DIA-30 septembre 2020: Le débat sur la révision constitutionnelle, animé à travers les différents médias nationaux, bat son plein. Les experts et spécialistes qui interviennent sur les plateaux des chaînes TV privées et l’ENTV ainsi que sur les chaînes de la Radio nationale, sans oublier la presse publique, s’évertuent à expliquer pour ne pas dire à vanter les dispositions du Texte fondamental du pays, soumis à référendum.

Mais force est de constater que le débat n’est pas contradictoire.
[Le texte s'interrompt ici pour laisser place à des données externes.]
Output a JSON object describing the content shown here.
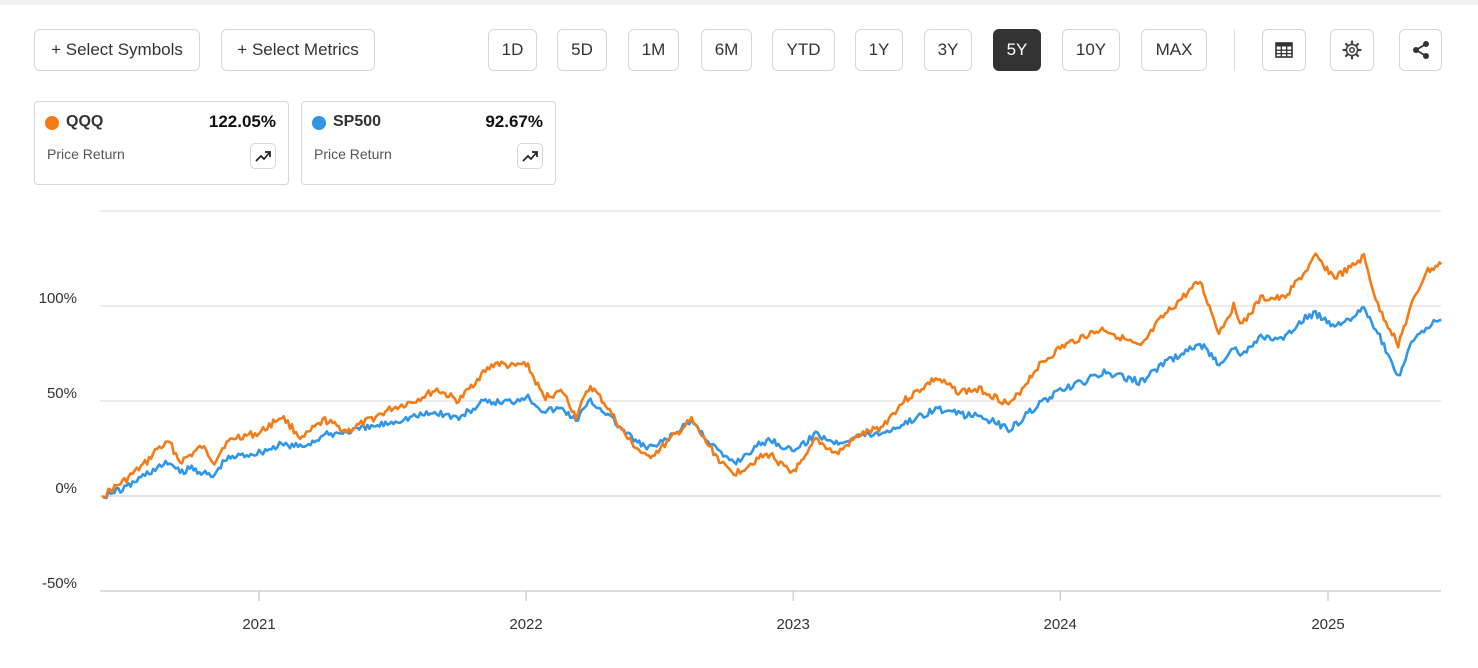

Les invités et autres experts tiennent le même discours, ce qui pourrait être contre-productif pour le Pouvoir. La frilosité de ces médias à lancer un débat contradictoire est loin de rendre service au Pouvoir.

Les chaînes TV privées et l’ENTV préfèrent inviter des experts qui font dans la promotion de la révision constitutionnelle. Or, ces médias auraient dû inviter également des experts qui émettent des avis contraires afin de donner plus de crédibilité au débat.

Force est de constater aussi que plusieurs intervenants et experts qui participent actuellement au débat, avaient vanté la révision constitutionnelle de 2016, ce qui porte ainsi un coup à la crédibilité de ce débat.

Il faut rappeler et préciser que les plus hautes autorités du pays, à leur tête le président de la République Abdelmadjid Tebboune, avaient appelé à organiser des débats contradictoires et ce, au lendemain de la présentation de la première mouture de la Constitution.

Toutefois, les médias lourds et les médias publics préfèrent plutôt encourager un seul son de cloche dans ce débat et les tables-rondes diffusées chaque soir, ce qui ne rend pas vraiment service au Pouvoir.

Même l’Autorité nationale indépendante des élections (ANIE) semble abonder dans le même sens en demandant à ceux qui animeront et interviendront dans le débat à l’occasion la campagne électorale (7-27 octobre) sur la révision constitutionnelle de “communiquer un résumé de leurs interventions cinq jours avant les meetings”.

La démocratie suppose que tous les avis doivent être respectés et écoutés tout en interdisant, bien évidemment, l’invective et la diffamation. A l’ère des nouvelles technologies, la communication demeure une arme redoutable qu’il faut manipuler avec doigté, sachant que les pies qui ne sont pas invitées sur les plateaux des chaînes TV privées et publique algériennes, ont d’autres alternatives comme les réseaux sociaux et les chaînes TV étrangères.